Throughout history, God’s revelation was a gradual process. The Jews were chosen to keep alive the belief in the one true God and the hope for the promised Messiah. When the time came, God also manifested himself to the Gentiles beginning with the Magi so that they could also share in the promise of redemption. As Paul points out, the news is out, all peoples are members of the same body; everyone has been chosen to receive the good news of God’s unconditional love.

This is an important message for us to hear today, when there is such racial, ethnic and religious intolerance, here and abroad. Simply put, all peoples are invited to rejoice in the glory of the Lord; the signs of God’s presence are revealed to all.

Perhaps, you probably know people who are deeply sensitive in a given area, for example, issues of social justice or the use of inclusive language or services to the poor. And yet these same people can at times be blithely insensitive in other ways, sharing ethnic jokes, for example, or stereotyping people on the basis of their ethnic origins.

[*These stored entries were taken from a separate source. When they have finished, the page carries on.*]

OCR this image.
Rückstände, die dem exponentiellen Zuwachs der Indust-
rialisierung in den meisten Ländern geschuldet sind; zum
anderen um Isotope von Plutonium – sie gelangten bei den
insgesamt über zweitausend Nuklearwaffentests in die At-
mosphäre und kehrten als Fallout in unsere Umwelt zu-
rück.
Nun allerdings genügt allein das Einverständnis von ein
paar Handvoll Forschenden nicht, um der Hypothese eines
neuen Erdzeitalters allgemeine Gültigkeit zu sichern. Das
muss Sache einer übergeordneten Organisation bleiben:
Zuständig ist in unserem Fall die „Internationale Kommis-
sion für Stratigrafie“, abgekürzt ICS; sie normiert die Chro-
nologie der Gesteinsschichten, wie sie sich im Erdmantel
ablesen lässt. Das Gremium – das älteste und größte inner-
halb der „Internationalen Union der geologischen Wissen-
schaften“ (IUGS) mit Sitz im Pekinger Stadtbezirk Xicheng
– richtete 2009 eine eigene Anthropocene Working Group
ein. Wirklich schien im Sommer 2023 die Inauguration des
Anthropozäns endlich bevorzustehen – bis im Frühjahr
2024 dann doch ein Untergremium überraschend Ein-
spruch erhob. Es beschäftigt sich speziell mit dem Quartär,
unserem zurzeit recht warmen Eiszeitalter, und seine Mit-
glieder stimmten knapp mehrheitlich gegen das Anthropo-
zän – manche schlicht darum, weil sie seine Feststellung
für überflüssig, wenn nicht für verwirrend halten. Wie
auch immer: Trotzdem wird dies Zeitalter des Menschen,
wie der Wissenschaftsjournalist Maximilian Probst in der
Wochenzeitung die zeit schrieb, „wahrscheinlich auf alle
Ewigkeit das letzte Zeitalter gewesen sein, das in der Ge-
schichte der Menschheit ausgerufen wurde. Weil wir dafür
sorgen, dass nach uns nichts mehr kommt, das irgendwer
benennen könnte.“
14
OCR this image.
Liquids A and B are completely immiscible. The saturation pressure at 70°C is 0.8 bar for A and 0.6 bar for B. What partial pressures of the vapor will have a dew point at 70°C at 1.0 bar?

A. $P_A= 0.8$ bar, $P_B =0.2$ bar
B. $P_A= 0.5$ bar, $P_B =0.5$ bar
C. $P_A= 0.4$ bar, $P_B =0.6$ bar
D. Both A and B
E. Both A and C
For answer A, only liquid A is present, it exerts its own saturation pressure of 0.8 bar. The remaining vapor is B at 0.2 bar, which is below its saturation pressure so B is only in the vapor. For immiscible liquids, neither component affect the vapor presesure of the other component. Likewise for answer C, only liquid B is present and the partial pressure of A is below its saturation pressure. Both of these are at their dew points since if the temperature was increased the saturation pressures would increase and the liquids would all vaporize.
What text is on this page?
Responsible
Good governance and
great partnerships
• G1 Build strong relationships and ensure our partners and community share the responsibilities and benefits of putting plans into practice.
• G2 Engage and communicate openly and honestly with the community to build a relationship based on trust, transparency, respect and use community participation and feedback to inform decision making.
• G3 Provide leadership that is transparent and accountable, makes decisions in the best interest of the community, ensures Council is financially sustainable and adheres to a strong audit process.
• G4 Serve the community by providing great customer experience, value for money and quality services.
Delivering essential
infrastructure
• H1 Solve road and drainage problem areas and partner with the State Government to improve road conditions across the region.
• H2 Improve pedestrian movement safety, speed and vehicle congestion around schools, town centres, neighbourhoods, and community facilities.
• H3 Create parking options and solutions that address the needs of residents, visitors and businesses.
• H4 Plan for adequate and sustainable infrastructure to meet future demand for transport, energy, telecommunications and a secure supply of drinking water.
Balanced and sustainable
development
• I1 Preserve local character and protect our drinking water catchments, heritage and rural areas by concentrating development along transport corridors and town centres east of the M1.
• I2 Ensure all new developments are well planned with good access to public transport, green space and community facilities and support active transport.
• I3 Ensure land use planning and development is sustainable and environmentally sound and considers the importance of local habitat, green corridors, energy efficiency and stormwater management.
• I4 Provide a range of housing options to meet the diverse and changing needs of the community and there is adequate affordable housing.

The vision of Epiphany as phrased by Mother Teresa is simple, yet utterly profound. Everyone, from the newest baby of the year to the inmates on death row at Walla Walla is created by God and deserving of love. And how is God’s love manifested? Through you and me for we are expected to reveal God’s love to our neighbors. We are God’s hands and voices for making that love manifest in the lives of others. To quote Mother Teresa, “Love begins at home, and it is not how much we do; but how much love we put into that action.”

Like the magi, we need to be open to God’s direction in our lives. Through prayer, we become open to the ways that God may be directing our lives. Like the magi, may we never hesitate to seek help along the way, especially when in doubt. By living out this Epiphany vision, we turn into “stars” to guide others to Christ.

The original gifts of Epiphany were, as you recall, gold, frankincense, and myrrh. In biblical times, they were very precious and valuable. Only one gift matters and that gift is love. Today, we join the magi in worshipping Christ, our new born king. There is no better way for us to adore him than to follow the example of Blessed Mother Teresa by offering everyone love without distinction, without qualification, and without hesitation.